The same issue arose in the sugar market when Moroccan food-processing industries concluded a supply deal with the UAE’s Khalij Sugar, hoping to increase their competitiveness against EU producers, which can supply confectionary products 10-20% cheaper than local producers due to the high price of sugar on the Moroccan market. Morocco’s state-owned sugar producer, Cosumar, charges $0.60 a kilo, while Khalij could supply it for less than half this price.

Based on the same rule of origin, Moroccan customs charged importers a 120% duty, thus inflating the cost of imported sugar to $0.63. Confectioners cried foul, arguing the measure was aimed at artificially protecting Cosumar against foreign competition.

Challenged on its commitment to free trade, the Moroccan government has blown hot and cold. While acknowledging it couldn’t conclude free trade agreements only to block their implementation, Mezouar underlined that the UAE had moved back six months the meeting of the technical commission in charge of examining the agreement’s applicability, citing the lack of availability of relevant trade representatives.
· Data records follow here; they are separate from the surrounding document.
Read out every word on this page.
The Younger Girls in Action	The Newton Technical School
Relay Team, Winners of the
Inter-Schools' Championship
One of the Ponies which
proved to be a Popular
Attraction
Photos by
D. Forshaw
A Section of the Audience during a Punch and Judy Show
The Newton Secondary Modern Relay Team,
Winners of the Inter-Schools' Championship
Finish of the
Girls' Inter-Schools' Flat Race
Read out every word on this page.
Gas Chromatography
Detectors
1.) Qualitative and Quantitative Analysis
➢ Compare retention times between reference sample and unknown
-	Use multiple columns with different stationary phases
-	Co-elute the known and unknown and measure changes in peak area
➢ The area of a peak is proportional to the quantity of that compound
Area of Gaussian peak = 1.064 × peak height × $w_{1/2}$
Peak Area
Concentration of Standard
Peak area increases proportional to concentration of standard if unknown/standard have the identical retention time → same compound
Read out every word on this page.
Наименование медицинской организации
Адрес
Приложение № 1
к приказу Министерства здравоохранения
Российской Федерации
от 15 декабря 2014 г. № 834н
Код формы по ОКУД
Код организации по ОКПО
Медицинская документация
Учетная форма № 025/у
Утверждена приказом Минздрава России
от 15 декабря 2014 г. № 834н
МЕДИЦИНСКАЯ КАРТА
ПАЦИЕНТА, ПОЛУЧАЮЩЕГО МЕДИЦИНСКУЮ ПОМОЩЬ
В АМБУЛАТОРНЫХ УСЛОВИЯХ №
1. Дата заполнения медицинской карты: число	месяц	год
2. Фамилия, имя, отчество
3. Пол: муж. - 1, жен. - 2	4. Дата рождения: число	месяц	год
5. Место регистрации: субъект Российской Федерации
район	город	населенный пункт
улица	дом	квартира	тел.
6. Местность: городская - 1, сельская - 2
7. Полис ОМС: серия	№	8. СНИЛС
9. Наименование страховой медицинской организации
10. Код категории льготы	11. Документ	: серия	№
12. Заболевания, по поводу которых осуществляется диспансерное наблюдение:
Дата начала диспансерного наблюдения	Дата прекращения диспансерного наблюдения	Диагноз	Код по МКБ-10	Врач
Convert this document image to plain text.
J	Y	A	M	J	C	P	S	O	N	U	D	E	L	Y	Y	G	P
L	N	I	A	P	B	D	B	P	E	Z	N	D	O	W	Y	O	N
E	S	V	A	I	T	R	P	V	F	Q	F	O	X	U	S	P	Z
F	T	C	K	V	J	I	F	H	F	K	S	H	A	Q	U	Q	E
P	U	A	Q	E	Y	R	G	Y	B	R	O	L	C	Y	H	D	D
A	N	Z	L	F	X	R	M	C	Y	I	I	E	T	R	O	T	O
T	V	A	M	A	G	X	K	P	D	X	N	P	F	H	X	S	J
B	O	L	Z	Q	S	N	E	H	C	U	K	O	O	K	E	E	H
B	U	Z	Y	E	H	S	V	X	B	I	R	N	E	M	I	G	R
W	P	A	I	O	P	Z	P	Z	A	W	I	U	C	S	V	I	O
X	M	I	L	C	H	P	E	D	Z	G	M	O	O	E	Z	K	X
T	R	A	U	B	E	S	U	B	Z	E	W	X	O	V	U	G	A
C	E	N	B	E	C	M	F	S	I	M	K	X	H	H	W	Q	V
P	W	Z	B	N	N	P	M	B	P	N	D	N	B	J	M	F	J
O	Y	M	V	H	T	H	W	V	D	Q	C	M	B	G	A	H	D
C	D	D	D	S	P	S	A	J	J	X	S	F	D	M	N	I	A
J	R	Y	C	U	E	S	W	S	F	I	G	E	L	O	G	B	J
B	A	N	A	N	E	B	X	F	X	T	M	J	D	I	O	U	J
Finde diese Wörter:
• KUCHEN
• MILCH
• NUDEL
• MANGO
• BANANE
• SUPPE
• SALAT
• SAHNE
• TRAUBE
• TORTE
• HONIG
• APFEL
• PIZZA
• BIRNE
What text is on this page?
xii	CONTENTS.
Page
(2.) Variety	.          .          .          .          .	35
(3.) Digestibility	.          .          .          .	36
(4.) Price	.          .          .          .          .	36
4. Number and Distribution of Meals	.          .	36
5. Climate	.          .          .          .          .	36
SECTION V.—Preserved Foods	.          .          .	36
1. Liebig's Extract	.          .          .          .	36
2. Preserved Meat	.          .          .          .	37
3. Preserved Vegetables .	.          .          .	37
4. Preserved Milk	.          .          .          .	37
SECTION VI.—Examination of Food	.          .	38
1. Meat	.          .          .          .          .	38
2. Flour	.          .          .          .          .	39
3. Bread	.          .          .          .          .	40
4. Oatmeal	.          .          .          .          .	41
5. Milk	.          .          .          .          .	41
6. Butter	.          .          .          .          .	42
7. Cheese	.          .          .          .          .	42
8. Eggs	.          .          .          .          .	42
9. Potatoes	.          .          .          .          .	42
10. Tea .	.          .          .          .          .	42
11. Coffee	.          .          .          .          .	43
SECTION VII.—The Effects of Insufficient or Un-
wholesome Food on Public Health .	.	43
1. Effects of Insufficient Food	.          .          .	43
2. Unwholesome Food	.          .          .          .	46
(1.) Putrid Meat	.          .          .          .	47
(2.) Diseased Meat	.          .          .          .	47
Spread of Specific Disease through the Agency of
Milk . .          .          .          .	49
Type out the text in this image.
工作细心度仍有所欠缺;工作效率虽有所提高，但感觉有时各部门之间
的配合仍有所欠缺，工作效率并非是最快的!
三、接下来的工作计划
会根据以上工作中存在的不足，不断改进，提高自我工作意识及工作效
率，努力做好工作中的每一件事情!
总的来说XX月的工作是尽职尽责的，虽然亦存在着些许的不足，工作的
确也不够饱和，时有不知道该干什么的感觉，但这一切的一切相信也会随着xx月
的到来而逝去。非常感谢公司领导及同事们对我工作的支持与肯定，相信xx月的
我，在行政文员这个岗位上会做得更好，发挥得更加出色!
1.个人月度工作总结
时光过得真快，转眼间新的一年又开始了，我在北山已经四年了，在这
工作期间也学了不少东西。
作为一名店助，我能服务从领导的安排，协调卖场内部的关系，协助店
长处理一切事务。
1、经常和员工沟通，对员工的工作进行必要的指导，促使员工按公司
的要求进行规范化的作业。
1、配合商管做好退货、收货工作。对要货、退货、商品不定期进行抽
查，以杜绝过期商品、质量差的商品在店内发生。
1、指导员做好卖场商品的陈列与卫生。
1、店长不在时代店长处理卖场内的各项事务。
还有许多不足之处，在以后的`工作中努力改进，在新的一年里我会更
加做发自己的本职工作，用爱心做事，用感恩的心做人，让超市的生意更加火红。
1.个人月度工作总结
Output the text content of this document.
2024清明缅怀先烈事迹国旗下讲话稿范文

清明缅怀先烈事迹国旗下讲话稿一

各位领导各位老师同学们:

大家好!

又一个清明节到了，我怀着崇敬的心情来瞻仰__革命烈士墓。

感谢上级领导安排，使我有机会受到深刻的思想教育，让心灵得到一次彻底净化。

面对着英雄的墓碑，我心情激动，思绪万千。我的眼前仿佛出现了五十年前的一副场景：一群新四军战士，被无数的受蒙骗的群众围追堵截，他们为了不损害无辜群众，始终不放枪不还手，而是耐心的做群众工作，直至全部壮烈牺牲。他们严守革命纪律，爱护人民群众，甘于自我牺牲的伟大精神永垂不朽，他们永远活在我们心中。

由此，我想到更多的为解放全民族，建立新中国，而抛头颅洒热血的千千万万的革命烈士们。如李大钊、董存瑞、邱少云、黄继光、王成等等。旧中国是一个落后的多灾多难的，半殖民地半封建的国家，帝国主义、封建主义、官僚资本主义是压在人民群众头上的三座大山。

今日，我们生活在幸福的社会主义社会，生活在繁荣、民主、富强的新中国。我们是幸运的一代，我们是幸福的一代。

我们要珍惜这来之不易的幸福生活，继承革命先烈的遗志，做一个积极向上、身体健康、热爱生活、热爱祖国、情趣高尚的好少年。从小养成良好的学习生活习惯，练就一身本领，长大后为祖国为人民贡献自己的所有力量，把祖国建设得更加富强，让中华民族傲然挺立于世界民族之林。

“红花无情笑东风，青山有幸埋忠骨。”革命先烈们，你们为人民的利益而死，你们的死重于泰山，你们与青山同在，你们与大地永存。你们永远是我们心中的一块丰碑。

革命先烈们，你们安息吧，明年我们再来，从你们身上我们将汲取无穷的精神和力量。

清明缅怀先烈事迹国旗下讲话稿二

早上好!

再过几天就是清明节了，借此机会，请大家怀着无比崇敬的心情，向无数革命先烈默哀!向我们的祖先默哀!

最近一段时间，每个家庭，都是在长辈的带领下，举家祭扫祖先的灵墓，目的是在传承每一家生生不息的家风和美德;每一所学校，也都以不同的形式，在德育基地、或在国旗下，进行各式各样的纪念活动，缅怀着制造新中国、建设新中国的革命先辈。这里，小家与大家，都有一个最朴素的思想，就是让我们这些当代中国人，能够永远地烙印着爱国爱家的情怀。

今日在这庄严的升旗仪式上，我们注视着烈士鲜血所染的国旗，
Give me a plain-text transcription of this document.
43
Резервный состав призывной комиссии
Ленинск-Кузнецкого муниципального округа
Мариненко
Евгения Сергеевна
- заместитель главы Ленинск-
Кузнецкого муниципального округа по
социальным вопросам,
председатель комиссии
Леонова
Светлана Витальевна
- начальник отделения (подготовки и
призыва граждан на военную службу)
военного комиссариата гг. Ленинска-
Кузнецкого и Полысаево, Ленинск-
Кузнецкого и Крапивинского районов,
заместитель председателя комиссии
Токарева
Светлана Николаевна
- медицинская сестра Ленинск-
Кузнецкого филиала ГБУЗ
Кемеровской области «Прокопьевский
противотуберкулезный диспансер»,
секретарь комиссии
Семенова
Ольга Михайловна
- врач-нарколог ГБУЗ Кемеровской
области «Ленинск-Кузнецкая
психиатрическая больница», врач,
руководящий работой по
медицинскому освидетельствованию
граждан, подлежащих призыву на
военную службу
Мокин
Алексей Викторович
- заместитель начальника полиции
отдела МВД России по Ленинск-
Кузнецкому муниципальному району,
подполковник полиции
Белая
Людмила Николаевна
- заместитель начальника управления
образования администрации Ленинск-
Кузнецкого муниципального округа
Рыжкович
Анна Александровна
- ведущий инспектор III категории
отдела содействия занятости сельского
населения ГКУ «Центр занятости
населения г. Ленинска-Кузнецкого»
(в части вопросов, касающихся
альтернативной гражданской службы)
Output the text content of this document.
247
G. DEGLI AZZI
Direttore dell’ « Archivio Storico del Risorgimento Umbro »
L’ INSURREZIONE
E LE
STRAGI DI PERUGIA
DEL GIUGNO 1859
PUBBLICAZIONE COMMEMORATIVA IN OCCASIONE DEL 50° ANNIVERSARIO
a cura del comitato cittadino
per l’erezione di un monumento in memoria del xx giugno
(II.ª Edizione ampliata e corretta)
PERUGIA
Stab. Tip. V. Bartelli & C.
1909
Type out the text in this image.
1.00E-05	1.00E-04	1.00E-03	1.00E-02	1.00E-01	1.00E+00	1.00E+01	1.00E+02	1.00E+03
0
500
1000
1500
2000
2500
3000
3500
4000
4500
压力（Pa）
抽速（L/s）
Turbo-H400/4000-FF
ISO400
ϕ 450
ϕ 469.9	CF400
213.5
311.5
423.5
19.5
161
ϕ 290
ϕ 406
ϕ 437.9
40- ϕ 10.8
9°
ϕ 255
Finally, Morocco established that the commission’s meeting will be held before the end of 2005.

In both of the above cases, although the UAE imported the raw material, documents issued by the Emirati Ministry of Economy and ports authority establish that the finished products integrate over 40% local value-added - a fact Moroccan producers resolutely challenge. The Moroccan Ministry of Trade and Industry explains that it does not question the authenticity of these documents, but simply follows routine monitoring procedures.

Whatever the outcome of the rule of origin dispute, the controversy has drawn attention to one of the most serious caveats free trade agreements impose upon countries such as Morocco, where internal market distortions tend to hamper the competitiveness of local producers.

Sugar is the perfect example of the liberalisation conundrum Morocco is facing. Lifting trade barriers would endanger the local sugar industry, while maintaining them is endangering domestic processing industries, which are at pains to compete against rivals that benefit from trade liberalisation, especially in the form of cheaper inputs.

The problem is even more acute with wheat. The high price of this commodity on the domestic market, due to higher local production costs and 105 to 115% duties on imports, makes it all but impossible for local producers of pasta and couscous to hold their own against foreign competitors.

Moroccan trade officials seem to have underestimated this crucial issue, which might explain the current vagueness of the government’s position in this respect.

Many of the country’s most sensitive markets, however, are poised to be affected by a series of free trade agreements with Arab countries in the framework of the Agadir process. This aims at establishing a free trade area between the Arab Mediterranean nations, and with this on the horizon, the Moroccan government will have to address this challenge soon - and with vision.

Indeed, failure here might jeopardise the implementation of the free trade deal the kingdom concluded with the US in mid-2004. Initially scheduled for July this year, its entry into force has already been postponed to an unspecified date in 2006, thus upsetting a number of Moroccan exporters, who had invested in order to take advantage of the preferential access to the US market. These exporters are already complaining this delay is depriving them of orders worth some $50m.

With the implementation of another important free trade agreement with Turkey also shelved, it is high time for Morocco to come up with a clear and inclusive vision of its foreign trade policy - and to stick to it.